19 abril, 2009

Pesadilla

El ruido de las botas se hace fuerte en mis oídos, cercano, más cercano, retiembla el suelo.
Agazapada entre las sombras rezo una oración estéril y trato de huir cerrando los ojos sin párpados.
Desde el vaivén de mi siesta de mecedora contemplo cómo los soldados suben por el quicio de la puerta como una guirnalda en movimiento sin fin hasta rodear la jamba y desaparecer en la bruma.
De perfil, el soldado del gorro frigio, lanza y escudo me hace una seña conocida y parto hacia la guerra, alcanzando a mis compañeros mientras mi cuerpo se integra en la greca, confiada en el orden marcial, dispuesta al combate dibujado en una jarra griega.
Algo falla. Las explosiones se suceden y el hedor del pánico devora la ciudad.
Gritos y lamentos me devuelven al combate real, al que me puede hacer morir, al que me avasallará. Si me dejo.
Gusanos se retuercen en mis tripas y siento que me desintegro, esperando que la disolución borre el espanto.
Pero veo las botas ominosas de mis enemigos avanzando en fila, pateando el asfalto humeante. Botas, humo, ruido. Ya están aquí.
Sólo nos separa el escaparate tras el que nos hemos refugiado y las botas están tan cerca…
Los gusanos de mi vientre quieren apoderarse de mi voluntad, me susurran que es mejor reptar, escapar fundida con el suelo, escamotear las pisadas con movimientos discretos, pero a mi alrededor hay tantos ojos aterrados que no puedo abandonar.
Me alzo entre los hombres, niños y mujeres, doy órdenes apresuradas.
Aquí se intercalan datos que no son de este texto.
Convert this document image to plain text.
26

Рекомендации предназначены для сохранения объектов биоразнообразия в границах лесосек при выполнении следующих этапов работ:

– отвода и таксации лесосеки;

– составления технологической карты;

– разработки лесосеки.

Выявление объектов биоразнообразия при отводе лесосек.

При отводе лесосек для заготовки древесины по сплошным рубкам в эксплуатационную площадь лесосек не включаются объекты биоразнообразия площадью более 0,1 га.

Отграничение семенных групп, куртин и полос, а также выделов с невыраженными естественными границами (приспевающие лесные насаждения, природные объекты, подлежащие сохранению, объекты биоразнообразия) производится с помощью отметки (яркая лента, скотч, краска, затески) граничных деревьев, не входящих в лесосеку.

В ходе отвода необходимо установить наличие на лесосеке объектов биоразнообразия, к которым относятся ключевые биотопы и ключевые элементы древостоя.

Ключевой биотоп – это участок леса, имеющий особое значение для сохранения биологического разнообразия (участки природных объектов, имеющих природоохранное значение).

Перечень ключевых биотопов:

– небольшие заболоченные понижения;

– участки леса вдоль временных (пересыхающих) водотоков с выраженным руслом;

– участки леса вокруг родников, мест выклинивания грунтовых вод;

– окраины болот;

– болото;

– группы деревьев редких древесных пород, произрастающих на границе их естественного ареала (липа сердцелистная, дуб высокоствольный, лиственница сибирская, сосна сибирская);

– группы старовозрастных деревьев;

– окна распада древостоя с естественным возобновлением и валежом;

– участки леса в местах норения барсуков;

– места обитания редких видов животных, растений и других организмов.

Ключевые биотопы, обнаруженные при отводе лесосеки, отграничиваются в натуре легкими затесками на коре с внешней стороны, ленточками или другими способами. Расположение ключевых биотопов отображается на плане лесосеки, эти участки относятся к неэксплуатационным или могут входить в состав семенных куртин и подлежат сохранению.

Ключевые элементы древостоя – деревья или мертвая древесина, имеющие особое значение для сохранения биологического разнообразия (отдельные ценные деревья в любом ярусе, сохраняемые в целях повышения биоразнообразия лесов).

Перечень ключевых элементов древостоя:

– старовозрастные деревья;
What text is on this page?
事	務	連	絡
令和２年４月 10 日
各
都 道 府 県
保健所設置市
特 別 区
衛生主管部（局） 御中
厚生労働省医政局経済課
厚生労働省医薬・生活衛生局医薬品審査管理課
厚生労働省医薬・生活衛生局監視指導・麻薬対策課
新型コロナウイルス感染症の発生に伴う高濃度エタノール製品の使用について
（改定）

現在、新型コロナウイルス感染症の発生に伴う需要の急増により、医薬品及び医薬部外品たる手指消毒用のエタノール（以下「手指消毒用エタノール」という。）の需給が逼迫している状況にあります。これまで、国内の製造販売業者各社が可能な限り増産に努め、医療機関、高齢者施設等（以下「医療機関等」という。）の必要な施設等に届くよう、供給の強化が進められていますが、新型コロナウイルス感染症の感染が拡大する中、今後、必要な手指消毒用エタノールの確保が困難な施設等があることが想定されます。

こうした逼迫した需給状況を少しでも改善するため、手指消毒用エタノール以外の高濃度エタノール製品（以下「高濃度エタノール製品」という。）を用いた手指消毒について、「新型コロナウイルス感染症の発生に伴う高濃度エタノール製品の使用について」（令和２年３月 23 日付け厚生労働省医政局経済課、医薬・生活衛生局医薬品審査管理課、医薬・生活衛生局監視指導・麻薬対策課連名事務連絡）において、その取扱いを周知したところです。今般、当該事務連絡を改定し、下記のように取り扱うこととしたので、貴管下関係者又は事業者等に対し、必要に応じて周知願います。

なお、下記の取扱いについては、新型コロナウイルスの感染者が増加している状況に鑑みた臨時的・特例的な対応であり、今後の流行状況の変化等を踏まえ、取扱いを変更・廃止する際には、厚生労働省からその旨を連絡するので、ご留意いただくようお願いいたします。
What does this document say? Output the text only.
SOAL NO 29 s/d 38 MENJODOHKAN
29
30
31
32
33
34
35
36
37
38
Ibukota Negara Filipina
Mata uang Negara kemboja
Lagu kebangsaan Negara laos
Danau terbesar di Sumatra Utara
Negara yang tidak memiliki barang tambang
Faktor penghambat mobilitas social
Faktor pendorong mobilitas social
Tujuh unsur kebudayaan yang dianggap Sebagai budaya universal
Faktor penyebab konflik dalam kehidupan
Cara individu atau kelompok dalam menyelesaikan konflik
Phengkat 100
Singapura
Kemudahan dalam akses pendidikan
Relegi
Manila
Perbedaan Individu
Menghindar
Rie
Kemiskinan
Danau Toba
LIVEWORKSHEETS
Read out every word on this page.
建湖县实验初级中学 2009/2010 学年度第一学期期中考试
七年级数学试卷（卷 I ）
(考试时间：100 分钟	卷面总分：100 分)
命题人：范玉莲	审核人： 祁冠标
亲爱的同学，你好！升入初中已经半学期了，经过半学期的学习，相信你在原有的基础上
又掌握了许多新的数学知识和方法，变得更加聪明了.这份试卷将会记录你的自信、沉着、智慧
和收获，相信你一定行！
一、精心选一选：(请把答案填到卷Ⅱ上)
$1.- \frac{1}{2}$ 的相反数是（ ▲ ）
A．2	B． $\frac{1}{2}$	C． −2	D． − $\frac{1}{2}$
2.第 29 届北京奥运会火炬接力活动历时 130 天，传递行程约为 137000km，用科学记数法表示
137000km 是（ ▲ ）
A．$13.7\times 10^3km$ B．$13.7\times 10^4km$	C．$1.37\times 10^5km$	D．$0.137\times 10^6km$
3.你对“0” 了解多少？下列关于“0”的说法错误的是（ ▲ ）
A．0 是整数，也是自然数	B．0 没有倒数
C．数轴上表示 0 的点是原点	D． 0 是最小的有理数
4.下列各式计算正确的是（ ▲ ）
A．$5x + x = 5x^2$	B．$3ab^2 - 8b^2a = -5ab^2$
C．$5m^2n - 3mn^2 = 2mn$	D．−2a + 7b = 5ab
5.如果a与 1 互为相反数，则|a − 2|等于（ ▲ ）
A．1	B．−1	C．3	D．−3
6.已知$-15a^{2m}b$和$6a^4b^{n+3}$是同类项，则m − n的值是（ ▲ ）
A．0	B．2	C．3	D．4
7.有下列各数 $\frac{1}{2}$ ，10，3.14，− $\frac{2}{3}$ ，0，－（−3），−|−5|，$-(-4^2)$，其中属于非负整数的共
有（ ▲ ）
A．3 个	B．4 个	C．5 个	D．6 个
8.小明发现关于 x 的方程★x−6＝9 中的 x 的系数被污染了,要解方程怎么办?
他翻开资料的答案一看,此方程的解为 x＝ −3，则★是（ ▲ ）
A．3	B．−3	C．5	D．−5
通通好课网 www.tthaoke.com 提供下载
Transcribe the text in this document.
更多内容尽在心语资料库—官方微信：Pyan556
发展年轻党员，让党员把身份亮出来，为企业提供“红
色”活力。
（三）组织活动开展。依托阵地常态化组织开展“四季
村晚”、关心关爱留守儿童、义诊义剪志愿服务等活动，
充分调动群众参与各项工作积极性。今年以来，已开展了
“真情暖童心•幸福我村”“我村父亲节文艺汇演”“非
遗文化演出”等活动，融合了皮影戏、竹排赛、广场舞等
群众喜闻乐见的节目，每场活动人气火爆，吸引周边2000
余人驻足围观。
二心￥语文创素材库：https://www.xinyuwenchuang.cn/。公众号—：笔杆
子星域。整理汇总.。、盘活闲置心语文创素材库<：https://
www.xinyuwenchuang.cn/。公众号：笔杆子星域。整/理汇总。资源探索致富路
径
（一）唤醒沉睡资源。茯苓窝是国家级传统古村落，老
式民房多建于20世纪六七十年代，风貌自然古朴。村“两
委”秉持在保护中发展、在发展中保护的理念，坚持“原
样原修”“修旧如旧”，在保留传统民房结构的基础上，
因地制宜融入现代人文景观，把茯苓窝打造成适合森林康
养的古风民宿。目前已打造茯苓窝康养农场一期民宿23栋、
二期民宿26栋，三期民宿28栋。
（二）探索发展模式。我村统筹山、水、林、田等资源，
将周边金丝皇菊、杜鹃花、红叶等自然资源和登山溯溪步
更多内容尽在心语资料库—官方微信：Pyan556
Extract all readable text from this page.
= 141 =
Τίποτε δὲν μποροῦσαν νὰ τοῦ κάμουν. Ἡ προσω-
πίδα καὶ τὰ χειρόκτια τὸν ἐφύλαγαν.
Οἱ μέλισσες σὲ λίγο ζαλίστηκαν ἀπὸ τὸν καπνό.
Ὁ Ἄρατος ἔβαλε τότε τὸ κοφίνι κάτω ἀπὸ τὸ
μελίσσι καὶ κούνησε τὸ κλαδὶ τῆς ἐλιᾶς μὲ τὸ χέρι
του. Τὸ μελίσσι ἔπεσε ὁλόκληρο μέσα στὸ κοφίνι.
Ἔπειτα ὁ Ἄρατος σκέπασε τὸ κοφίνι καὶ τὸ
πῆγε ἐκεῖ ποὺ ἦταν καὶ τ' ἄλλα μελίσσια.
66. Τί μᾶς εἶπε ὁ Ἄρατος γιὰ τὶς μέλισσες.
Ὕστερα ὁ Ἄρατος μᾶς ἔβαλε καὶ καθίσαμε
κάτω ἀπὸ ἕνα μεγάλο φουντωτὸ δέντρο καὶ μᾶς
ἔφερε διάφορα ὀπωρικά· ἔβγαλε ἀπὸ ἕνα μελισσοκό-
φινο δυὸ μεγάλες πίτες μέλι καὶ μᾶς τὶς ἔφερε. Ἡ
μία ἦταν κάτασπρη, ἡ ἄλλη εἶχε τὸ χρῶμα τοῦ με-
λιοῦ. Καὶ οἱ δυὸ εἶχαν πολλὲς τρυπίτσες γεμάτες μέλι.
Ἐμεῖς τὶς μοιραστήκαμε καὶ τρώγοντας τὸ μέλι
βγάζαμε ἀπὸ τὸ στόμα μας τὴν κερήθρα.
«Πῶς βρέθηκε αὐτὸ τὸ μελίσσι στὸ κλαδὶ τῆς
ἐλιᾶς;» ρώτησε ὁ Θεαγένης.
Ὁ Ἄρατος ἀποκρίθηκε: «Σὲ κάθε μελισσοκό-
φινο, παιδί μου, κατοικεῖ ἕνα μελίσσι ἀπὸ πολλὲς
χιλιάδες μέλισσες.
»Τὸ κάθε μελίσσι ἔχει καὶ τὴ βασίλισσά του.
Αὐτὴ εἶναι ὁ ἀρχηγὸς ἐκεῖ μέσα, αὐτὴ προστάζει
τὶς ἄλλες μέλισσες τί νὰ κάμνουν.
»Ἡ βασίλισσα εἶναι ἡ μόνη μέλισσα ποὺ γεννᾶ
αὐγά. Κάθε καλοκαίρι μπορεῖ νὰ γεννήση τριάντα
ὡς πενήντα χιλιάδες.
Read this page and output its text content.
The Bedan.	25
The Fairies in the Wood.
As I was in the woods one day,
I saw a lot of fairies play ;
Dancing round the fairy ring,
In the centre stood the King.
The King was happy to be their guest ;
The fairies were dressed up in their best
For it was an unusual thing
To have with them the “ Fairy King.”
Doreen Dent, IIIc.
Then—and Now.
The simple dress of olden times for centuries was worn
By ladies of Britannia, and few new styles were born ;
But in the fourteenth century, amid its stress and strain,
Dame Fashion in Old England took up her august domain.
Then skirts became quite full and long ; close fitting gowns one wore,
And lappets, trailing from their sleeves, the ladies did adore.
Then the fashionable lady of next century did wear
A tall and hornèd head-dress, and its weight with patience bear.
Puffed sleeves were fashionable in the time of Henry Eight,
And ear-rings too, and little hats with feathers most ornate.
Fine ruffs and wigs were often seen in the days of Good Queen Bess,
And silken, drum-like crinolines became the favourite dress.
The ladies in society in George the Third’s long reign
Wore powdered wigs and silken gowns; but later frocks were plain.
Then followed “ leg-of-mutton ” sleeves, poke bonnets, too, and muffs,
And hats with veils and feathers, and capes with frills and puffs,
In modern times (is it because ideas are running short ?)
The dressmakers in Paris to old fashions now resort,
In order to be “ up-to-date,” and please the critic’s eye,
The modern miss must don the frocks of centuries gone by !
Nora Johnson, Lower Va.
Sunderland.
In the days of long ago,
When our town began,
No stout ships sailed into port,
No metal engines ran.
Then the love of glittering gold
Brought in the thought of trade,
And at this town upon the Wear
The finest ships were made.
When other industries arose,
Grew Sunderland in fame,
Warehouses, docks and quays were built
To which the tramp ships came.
Las sillas, les grito, formemos una barricada. Y la barricada aparece, confiados bultos protectores entre el cristal y las botas, que se detienen frente a nosotros, disparando sus armas.
El estruendo de las ametralladoras me hiere el alma, y los gusanos se repliegan, quietitos, no sea que les alcance la muerte.
A mi lado una niña tiembla. Me tumbo sobre ella, bajo mi barricada de muebles.
Ya estás segura, me digo, hasta que el olor metálico de la sangre me ensucia.
No necesito comprobar que no se mueve, ni que su cuerpo blando ha desaparecido. La rabia me pone en pie, invulnerable, todopoderosa en mi locura de odio, herida en mi sueño de héroe protector, y me lanza contra las botas con fuerza irreal para arrebatarles un arma.
Cargo contra lo que queda de mis enemigos, me convierto en un asesino más.
Los gusanos han desertado. Sólo queda el dolor.